【新装版】BAD BOYS



前に聞いた言葉を思い出す。

あの時本当は、彼ははなびを振る予定だったんだと。──だから俺らと自分を、天秤にかけて。



「本当はわたしのことを振るつもりで、『花舞ゆ』を捨てるならって言ったらしいの。

……馬鹿ね。ごめん、って断れば、それだけで終われたのに。そう言えなかったのは、彼がわたしのことを好きでいてくれたからなのよ」



そうだ。ごめん、と言えば、それだけではなびとあの人の関係は終わっていた。

なのにそうしなかったってことは……それがあの人にとっては、賭けだったのかもしれない。



俺が、今日のことを、賭けたように。



「千秋さんをフルで働かせるわけにはいかないから、ノアは学校をサボってバイトしてたこともある。

千秋さんには祖父母だとか、ノアのお兄さんとか、自分が結婚前に働いた分のお金とか。それらの貯金があったから、お金を稼ぎながら、貯金を崩して暮らしてた」



「うん、」



「それに2年耐えて、今はノアが大学生になってホストで働くようになって。

それで稼げる分余裕も増えたから、のいちゃんを保育園に通わせて、自分は契約社員で働いて生計を立ててる」




付き合った時に、はなびはこれを直接聞かされたんだろう。

「ノアはわたし以外には縋れない」という言葉の意味は、自分以外にこの事情を知っている人間がいないからで。



デートしてお金を使わせたくない、というのも。

すべてはここに、繋がっていた。



「ノアが千秋さんに頼みごとをされたときに、断らなかったのは、元々は『兄の彼女』だった千秋さんのことを好きだったから。

……そのあとはわたしを好きでいてくれたらしいけど、ノアはお兄さんにとって大切なふたりを放っておけなかった」



母親でさえ、手を伸ばしてはくれないのに。

まだ高校生だった自分の身を削ってまで、兄が残した大切なものを、守るために。



「ノアが大学に入ったのは、4年通って就職して、さらに千秋さんを楽に生活させてあげるため。
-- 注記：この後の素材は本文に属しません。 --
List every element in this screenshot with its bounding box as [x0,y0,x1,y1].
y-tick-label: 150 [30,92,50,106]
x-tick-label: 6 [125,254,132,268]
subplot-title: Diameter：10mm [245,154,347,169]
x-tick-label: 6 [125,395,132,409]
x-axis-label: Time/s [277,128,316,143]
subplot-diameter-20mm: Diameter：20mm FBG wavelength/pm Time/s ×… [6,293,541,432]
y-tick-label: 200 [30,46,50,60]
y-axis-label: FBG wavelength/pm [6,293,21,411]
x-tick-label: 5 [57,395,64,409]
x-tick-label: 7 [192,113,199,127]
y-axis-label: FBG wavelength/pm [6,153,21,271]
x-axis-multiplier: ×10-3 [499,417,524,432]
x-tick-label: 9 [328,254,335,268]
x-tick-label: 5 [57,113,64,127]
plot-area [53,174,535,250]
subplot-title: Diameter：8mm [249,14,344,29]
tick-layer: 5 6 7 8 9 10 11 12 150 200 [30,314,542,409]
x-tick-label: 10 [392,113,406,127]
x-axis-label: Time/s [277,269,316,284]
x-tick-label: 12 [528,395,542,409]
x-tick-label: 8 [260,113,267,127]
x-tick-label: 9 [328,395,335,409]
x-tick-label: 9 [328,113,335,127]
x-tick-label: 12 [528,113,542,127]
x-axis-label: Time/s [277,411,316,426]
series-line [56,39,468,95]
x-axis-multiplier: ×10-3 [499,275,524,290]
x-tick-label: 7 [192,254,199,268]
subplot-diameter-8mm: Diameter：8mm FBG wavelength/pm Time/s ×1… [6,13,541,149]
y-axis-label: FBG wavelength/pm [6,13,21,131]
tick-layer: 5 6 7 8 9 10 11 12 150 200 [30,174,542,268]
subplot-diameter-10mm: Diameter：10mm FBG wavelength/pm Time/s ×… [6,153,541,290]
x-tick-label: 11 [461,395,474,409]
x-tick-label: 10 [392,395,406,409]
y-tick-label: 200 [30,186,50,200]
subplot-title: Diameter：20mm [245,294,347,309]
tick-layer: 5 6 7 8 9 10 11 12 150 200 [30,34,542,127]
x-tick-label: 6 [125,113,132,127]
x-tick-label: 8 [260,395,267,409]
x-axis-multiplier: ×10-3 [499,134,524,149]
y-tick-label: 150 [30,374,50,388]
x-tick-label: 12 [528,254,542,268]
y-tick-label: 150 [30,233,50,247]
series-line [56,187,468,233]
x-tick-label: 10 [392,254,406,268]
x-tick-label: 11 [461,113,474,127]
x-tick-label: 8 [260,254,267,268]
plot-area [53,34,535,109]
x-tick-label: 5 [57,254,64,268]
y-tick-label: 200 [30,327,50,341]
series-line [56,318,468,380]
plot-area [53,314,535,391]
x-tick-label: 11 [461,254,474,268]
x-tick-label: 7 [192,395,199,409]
そのあたりのいろんな事情を話したくないから。お兄さんの指輪をして、あくまで家族として3人で暮らしてるの」



指輪をしているのは、大切なふたりを「家族」として守っていくため。

彼女にパパと呼ばれて否定しなかった理由は、まだ幼い彼女のことを、悲しませないため。



すべて悪意のあるように見えるその行為には。

大事なものを守るための愛情しか、存在しなかった。